I think there's a difference between what people actively believed and stories they told each other about fantastic things. If people actually believed all that fantasy, to a level of belief which determined their everyday actions, they wouldn't have acted anywhere near as rationally as history suggests they did (which is not to say 100% rationally, but not notably more irrationally than moderns).

Moderns believe in some pretty irrational things. Ever watch "Ancient Aliens?" Ever talk to someone convinced the moon landing was fake? Ever talk with a conspiracy theorist?

We are talking about a time where everything in the bible and other holy texts was taken as 100% written truth. Flying dragons and castles built with magic are pretty tame in comparison. As for the real 1220 and people behaving rationally... well I think nobles and churchmen were a good deal more rational than the common folk and their actions and decisions largely shaped the overall cource of history.

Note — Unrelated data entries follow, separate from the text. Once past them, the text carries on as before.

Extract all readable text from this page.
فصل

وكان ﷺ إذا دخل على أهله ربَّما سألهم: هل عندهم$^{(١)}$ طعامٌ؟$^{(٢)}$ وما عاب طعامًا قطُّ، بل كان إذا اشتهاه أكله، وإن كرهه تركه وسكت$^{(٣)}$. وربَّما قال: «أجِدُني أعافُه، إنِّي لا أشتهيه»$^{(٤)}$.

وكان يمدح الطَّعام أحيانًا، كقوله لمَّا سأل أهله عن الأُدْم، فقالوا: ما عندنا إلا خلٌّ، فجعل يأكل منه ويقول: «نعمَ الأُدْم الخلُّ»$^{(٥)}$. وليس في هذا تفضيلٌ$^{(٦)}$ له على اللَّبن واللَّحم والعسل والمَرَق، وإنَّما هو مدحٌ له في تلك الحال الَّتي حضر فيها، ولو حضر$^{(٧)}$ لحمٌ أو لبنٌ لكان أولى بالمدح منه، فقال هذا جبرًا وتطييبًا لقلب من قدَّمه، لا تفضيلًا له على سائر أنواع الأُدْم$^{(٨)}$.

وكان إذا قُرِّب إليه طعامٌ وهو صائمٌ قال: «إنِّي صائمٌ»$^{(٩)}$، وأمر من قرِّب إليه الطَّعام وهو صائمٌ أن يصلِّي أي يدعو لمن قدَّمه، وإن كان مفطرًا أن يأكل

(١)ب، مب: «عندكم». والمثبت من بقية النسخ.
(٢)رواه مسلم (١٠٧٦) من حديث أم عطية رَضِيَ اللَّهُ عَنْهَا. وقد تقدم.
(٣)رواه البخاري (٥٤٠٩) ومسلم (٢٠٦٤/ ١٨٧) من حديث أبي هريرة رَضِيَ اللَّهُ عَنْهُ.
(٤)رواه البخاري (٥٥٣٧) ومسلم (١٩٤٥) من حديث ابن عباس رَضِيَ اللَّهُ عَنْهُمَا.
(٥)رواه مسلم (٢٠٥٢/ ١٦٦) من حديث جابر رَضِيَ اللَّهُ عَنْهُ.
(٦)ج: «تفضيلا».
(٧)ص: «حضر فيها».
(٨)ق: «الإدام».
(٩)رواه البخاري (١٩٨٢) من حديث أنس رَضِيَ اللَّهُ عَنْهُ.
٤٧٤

Pagans and atheists existed (as a minority that by necessity kept itself hidden, but still) and I was under the impression that religious people today believe in their holy books in full except for the listed times of happening.

That said, yeah. Common people as a majority tend to believe almost anything if it's force fed to them hard enough. Of course, as mentioned in the core rulebook and can be confirmed with historical reading, magic was generally condemned as lies and trickery by the Church in 1220, so this might not help Ars Magica's case.

I can't speak for Islam or Judiasm, but in Christian circles, taking the Bible as literal 100% truth is a function of relatively modern Protestant American fundamentalism - at best, that particular strand of theology goes back to the late 1800's.

Perhaps the order is seen like jewish moneylenders - not something "proper" christians do, but at times useful nonetheless and afterwards you can still run them out of town...

The best description of my saga would be "Discreet high fantasy": there are abundance of faes, magical creatures and such (including Baba Yaga and Zernebog), mages have access to pretty powerful spells and are about to build a flying "base camp" (a house with two labs to be able to study interesting sites with a lab nearby).
So far, they took every steps to remain hidden and discreet, but there are more and more supernatural incidents happening and since it is a modern setting (Russia present days), it is only a matter of time of those "outrageous and naive stories" become too numerous to be discounted and only reported in fantasy newspapers.

The Orthodox Church and a few governement offices are aware that "some serious shit is about the hit the fan".

In parallel, one mage is heading a political party "Nature and Tradition" heading the neo-slavic / pagan renewal, with the goal to be ready to negotiate early on integration of surnatural creatures (and magus) in the society.

I don't think that you'd find any pagans in western Europe. Religions don't exist underground for hundreds of years.

That is very true. In 1220 Paganism was gone from Europe, it only emerged as a modern movement in the 20th century.

Maybe in the far north, beyond where Christianity could be bothered slogging through the snow. But then again, it's an area where very few people at the time bothered to go, so that's entirely understandable.

Scandinavia was (mostly) christian by 1220 AD, certainly the scandinavian countries were all officially scandinavian by 1220 AD and had been for years (well over a century in every case IIRC).

Admittedly, this does not automatically mean that everyone was christian, but the overwhelming majority were, and practicing pagans were probably being very quiet about it. Indeed the danish king embarked on "crusades" against Rügen and the baltic states (as mentioned in GotF and the Dragon and the Bear) at this time.
You'd have to go fairly far north to find open pagans I'd say.